Penis Mas Rio sudah berdiri tegak, menyeruak dari ujung celana pendeknya, tegak sejajar dengan paha kiri Mas Rio yang masih ditekuk ke atas.
“Trus kalo udah gini enaknya diapain ya?”, godanya.
“Disuruh duduk aja Mas, kasian berdiri terus”, jawabku pura-pura tak acuh.
“Yuk lah”, sahut Mas Rio.
Kulirik jam di tangan kiriku. Jam satu kurang lima menit. Masih ada cukup waktu. “Quickie aja ya Mas,” jawabku.
Segera kugeser posisi duduk ke samping kiri Mas Rio. Langsung kubelai penis Mas Rio memakai sisi luar jari telunjuk kiri mulai dari kepala penis sampai pangkalnya. sumber Ngocoks.com
Penis Mas Rio berkedut-kedut bereaksi terhadap belaianku. Kulihat nafas Mas Rio mulai memburu menikmati aktifitasku memainkan penisnya. Sekitar penis dan buah zakar Mas Rio ditumbuhi rambut.

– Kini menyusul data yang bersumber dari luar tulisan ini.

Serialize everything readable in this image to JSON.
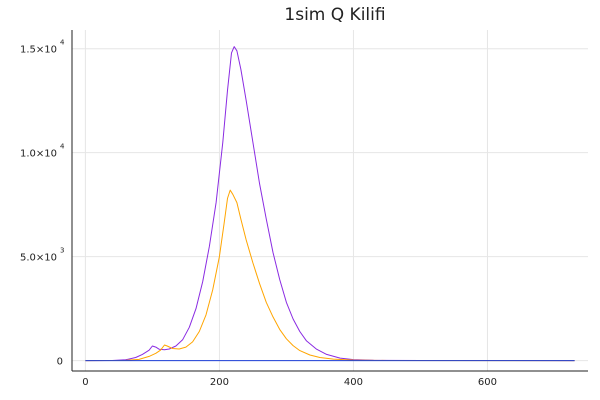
{
  "chart_data": {
    "type": "line",
    "title": "1sim Q Kilifi",
    "xlabel": "",
    "ylabel": "",
    "xlim": [
      -20,
      750
    ],
    "ylim": [
      -500,
      15900
    ],
    "grid": true,
    "legend": "none",
    "x_ticks": [
      {
        "value": 0,
        "label": "0"
      },
      {
        "value": 200,
        "label": "200"
      },
      {
        "value": 400,
        "label": "400"
      },
      {
        "value": 600,
        "label": "600"
      }
    ],
    "y_ticks": [
      {
        "value": 0,
        "mant": "0",
        "exp": ""
      },
      {
        "value": 5000,
        "mant": "5.0×10",
        "exp": "3"
      },
      {
        "value": 10000,
        "mant": "1.0×10",
        "exp": "4"
      },
      {
        "value": 15000,
        "mant": "1.5×10",
        "exp": "4"
      }
    ],
    "series": [
      {
        "color": "#8a2be2",
        "points": [
          [
            0,
            0
          ],
          [
            40,
            5
          ],
          [
            60,
            40
          ],
          [
            75,
            150
          ],
          [
            85,
            300
          ],
          [
            95,
            500
          ],
          [
            100,
            700
          ],
          [
            105,
            650
          ],
          [
            110,
            550
          ],
          [
            118,
            520
          ],
          [
            125,
            560
          ],
          [
            135,
            700
          ],
          [
            145,
            1000
          ],
          [
            155,
            1600
          ],
          [
            165,
            2500
          ],
          [
            175,
            3800
          ],
          [
            185,
            5500
          ],
          [
            195,
            7600
          ],
          [
            205,
            10500
          ],
          [
            212,
            13000
          ],
          [
            218,
            14800
          ],
          [
            222,
            15100
          ],
          [
            226,
            14900
          ],
          [
            232,
            14000
          ],
          [
            240,
            12500
          ],
          [
            250,
            10500
          ],
          [
            260,
            8500
          ],
          [
            270,
            6800
          ],
          [
            280,
            5200
          ],
          [
            290,
            3900
          ],
          [
            300,
            2800
          ],
          [
            310,
            2000
          ],
          [
            320,
            1400
          ],
          [
            330,
            950
          ],
          [
            345,
            550
          ],
          [
            360,
            300
          ],
          [
            380,
            120
          ],
          [
            400,
            50
          ],
          [
            430,
            15
          ],
          [
            500,
            5
          ],
          [
            730,
            0
          ]
        ]
      },
      {
        "color": "#ffa500",
        "points": [
          [
            0,
            0
          ],
          [
            60,
            10
          ],
          [
            80,
            60
          ],
          [
            95,
            200
          ],
          [
            105,
            350
          ],
          [
            112,
            500
          ],
          [
            118,
            750
          ],
          [
            122,
            700
          ],
          [
            130,
            580
          ],
          [
            140,
            560
          ],
          [
            150,
            650
          ],
          [
            160,
            900
          ],
          [
            170,
            1400
          ],
          [
            180,
            2200
          ],
          [
            190,
            3400
          ],
          [
            200,
            5000
          ],
          [
            207,
            6600
          ],
          [
            212,
            7800
          ],
          [
            216,
            8200
          ],
          [
            220,
            8000
          ],
          [
            226,
            7600
          ],
          [
            232,
            6800
          ],
          [
            240,
            5800
          ],
          [
            250,
            4700
          ],
          [
            260,
            3700
          ],
          [
            270,
            2800
          ],
          [
            280,
            2100
          ],
          [
            290,
            1500
          ],
          [
            300,
            1050
          ],
          [
            310,
            720
          ],
          [
            320,
            480
          ],
          [
            335,
            270
          ],
          [
            350,
            150
          ],
          [
            370,
            70
          ],
          [
            400,
            25
          ],
          [
            450,
            5
          ],
          [
            730,
            0
          ]
        ]
      },
      {
        "color": "#1c3fd8",
        "points": [
          [
            0,
            0
          ],
          [
            730,
            0
          ]
        ]
      }
    ]
  }
}
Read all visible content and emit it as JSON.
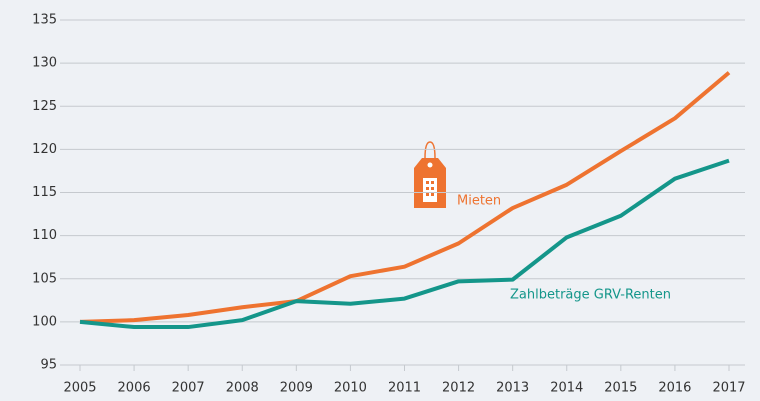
{
  "chart_data": {
    "type": "line",
    "x": [
      2005,
      2006,
      2007,
      2008,
      2009,
      2010,
      2011,
      2012,
      2013,
      2014,
      2015,
      2016,
      2017
    ],
    "series": [
      {
        "name": "Mieten",
        "color": "#ee7330",
        "values": [
          100,
          100.2,
          100.8,
          101.7,
          102.4,
          105.3,
          106.4,
          109.1,
          113.2,
          115.9,
          119.8,
          123.6,
          128.9
        ]
      },
      {
        "name": "Zahlbeträge GRV-Renten",
        "color": "#14968a",
        "values": [
          100,
          99.4,
          99.4,
          100.2,
          102.4,
          102.1,
          102.7,
          104.7,
          104.9,
          109.8,
          112.3,
          116.6,
          118.7
        ]
      }
    ],
    "xlim": [
      2005,
      2017
    ],
    "xticks": [
      2005,
      2006,
      2007,
      2008,
      2009,
      2010,
      2011,
      2012,
      2013,
      2014,
      2015,
      2016,
      2017
    ],
    "ylim": [
      95,
      135
    ],
    "yticks": [
      95,
      100,
      105,
      110,
      115,
      120,
      125,
      130,
      135
    ],
    "grid": true
  }
}
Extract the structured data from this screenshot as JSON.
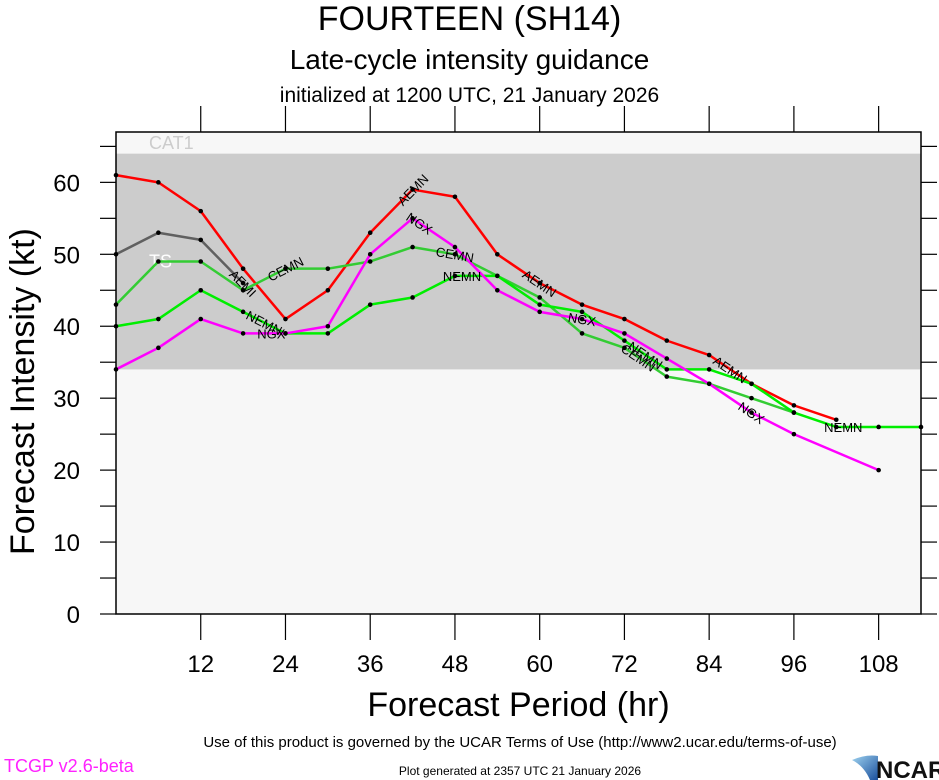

Tidak terlalu lebat, tampaknya Mas Rio rajin merawat rambut kemaluannya. Sedangkan panjangnya sekitar empat belas sentimeter, dengan diameter sekitar tiga sentimeter di bagian kepala, membengkak menjadi tiga setengah sentimeter di tengah batang penisnya, dan mengecil di pangkal penisnya sekitar dua setengah sentimeter.
Kemudian aku memposisikan diriku di antara kedua kaki Mas Rio yang sudah dalam posisi membuka lebih lebar siap menerima pelayanan dariku. Aku berbaring telungkup dengan menopang tangan kiriku untuk menjaga kepalaku tetap berada di atas dekat penisnya. Tangan kananku mulai mengocok perlahan penis Mas Rio.
Kudekatkan kepalaku ke penis Mas Rio. Kujulurkan lidahku ke lubang kencingnya. Kumainkan lidahku di sana sambil tangan kananku tetap mengocok penisnya.
Keluar dari lubang penisnya cairan kental bening pertanda penis Mas Rio siap untuk membuahi, lalu kusapu cairan itu dengan lidahku. Perlahan mulai kujilati kepala penis Mas Rio, kusapu seluruh kepala penisnya yang sudah mulai merah merekah.